Remember "rate shock" and the dire warnings from Republicans about how Obamacare would cause premiums to skyrocket? Not happening in 2015. At least not in seven large cities around the country. Kaiser Family Foundation analyzed
announced premium increases in 15 states scattered across the country, and found that the highest premium increase—in Nashville, Tennessee—will be 8.7 percent, lower than the average double-digit increases historically seen. And in Denver, premiums will drop
by 15.6 percent.
"There is variation, but so far, premium increases in year two of the Affordable Care Act are generally modest," said Drew Altman, Kaiser’s President and CEO. "Double digit premium increases in this market were not uncommon in the past," Altman added.
At least two insurers will offer coverage through the marketplaces in the major city in each of the 15 states studied and D.C. Most areas will have five or more insurers, and three will have 10 or more. The study finds that insurer participation generally held stable or increased in all of the cities, with the exception of Portland, Oregon, where the number of participating insurers decreased from 10 to 8.

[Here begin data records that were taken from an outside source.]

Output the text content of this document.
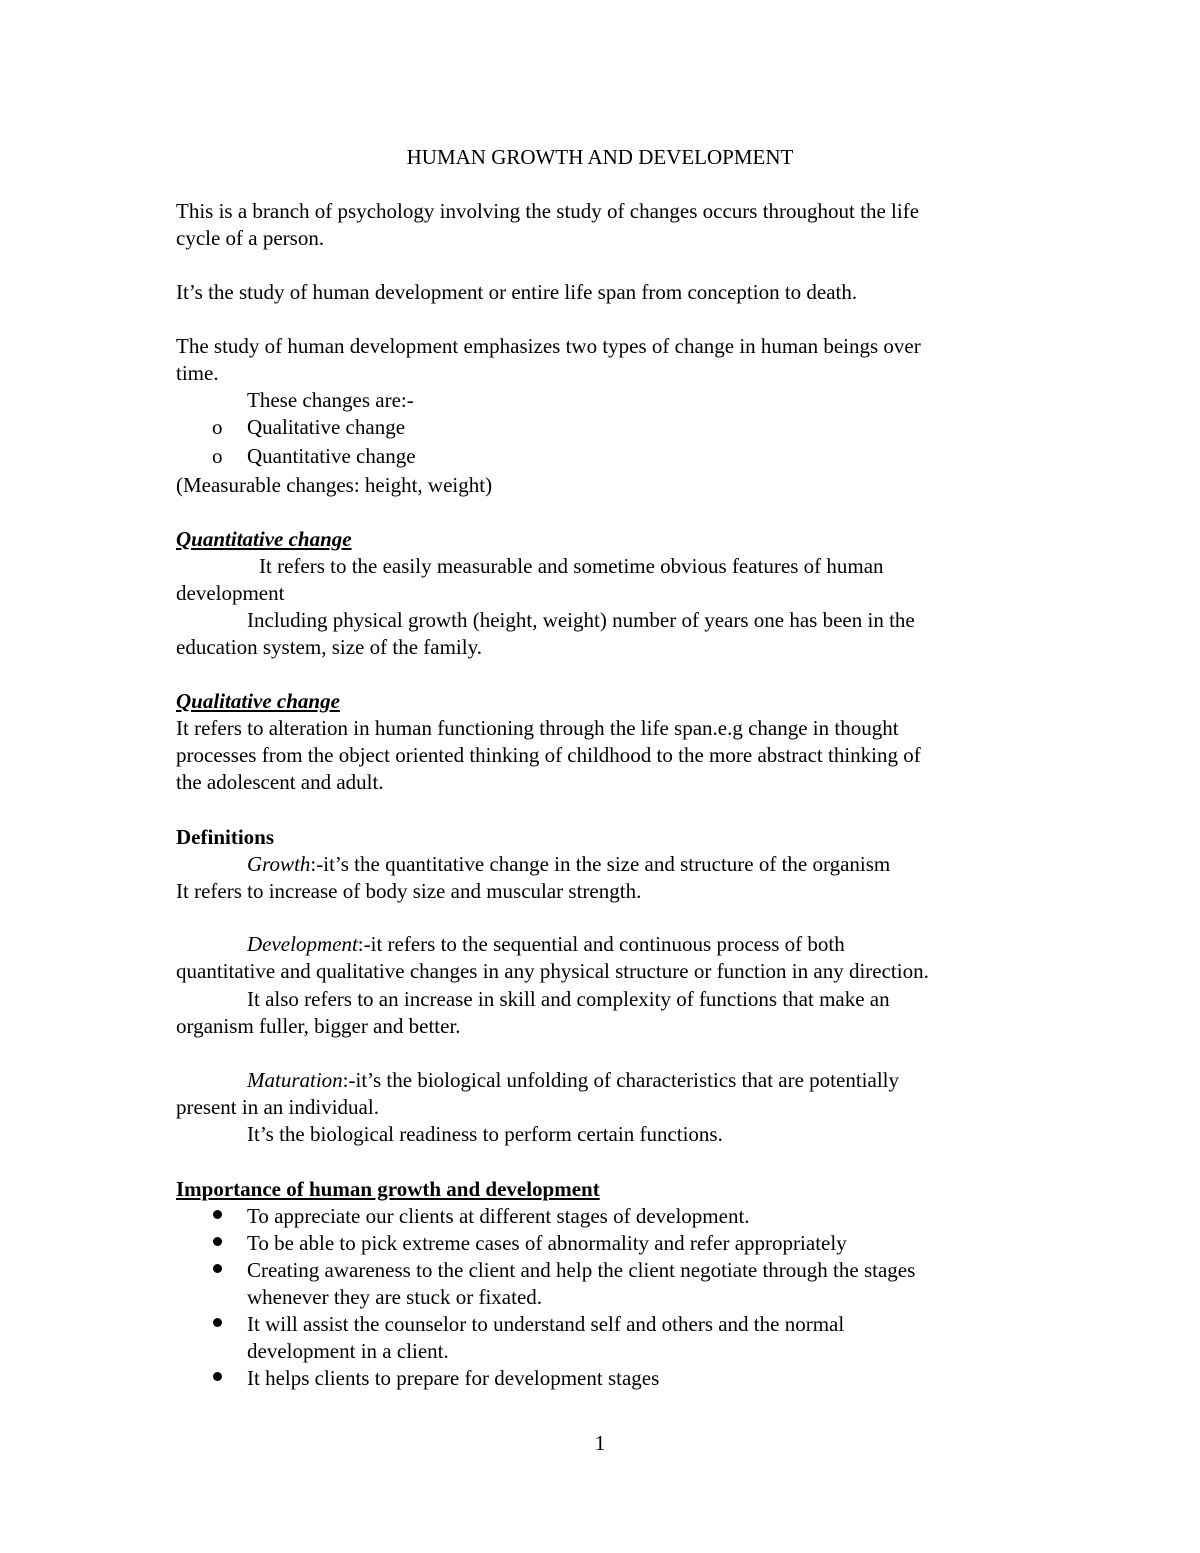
HUMAN GROWTH AND DEVELOPMENT
This is a branch of psychology involving the study of changes occurs throughout the life
cycle of a person.
It’s the study of human development or entire life span from conception to death.
The study of human development emphasizes two types of change in human beings over
time.
These changes are:-
o Qualitative change
o Quantitative change
(Measurable changes: height, weight)
Quantitative change
It refers to the easily measurable and sometime obvious features of human
development
Including physical growth (height, weight) number of years one has been in the
education system, size of the family.
Qualitative change
It refers to alteration in human functioning through the life span.e.g change in thought
processes from the object oriented thinking of childhood to the more abstract thinking of
the adolescent and adult.
Definitions
Growth:-it’s the quantitative change in the size and structure of the organism
It refers to increase of body size and muscular strength.
Development:-it refers to the sequential and continuous process of both
quantitative and qualitative changes in any physical structure or function in any direction.
It also refers to an increase in skill and complexity of functions that make an
organism fuller, bigger and better.
Maturation:-it’s the biological unfolding of characteristics that are potentially
present in an individual.
It’s the biological readiness to perform certain functions.
Importance of human growth and development
To appreciate our clients at different stages of development.
To be able to pick extreme cases of abnormality and refer appropriately
Creating awareness to the client and help the client negotiate through the stages
whenever they are stuck or fixated.
It will assist the counselor to understand self and others and the normal
development in a client.
It helps clients to prepare for development stages
1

This is based on premiums for the second-lowest-cost silver plan in each state—that's the benchmark plan that the government uses to determine how much of a subsidy consumers who qualify can receive. How is this happening? Good old capitalism, competition in the marketplace says
co-author of the report, Larry Levitt.
"I think what we're seeing is a lot of marketing strategy," Levitt says. "Some who priced high are coming down, sometimes, dramatically, in their premiums. And some insurers who attracted a fair amount of marketshare last year are confident they can keep their enrollees, and might raise their prices."
This is great news for taxpayers—because these premiums are falling, the federal government is going to be spending less to provide these tax credits to Obamacare customers. It's also pretty great news for Obamacare and its supporters—the law isn't going to be busting the budget.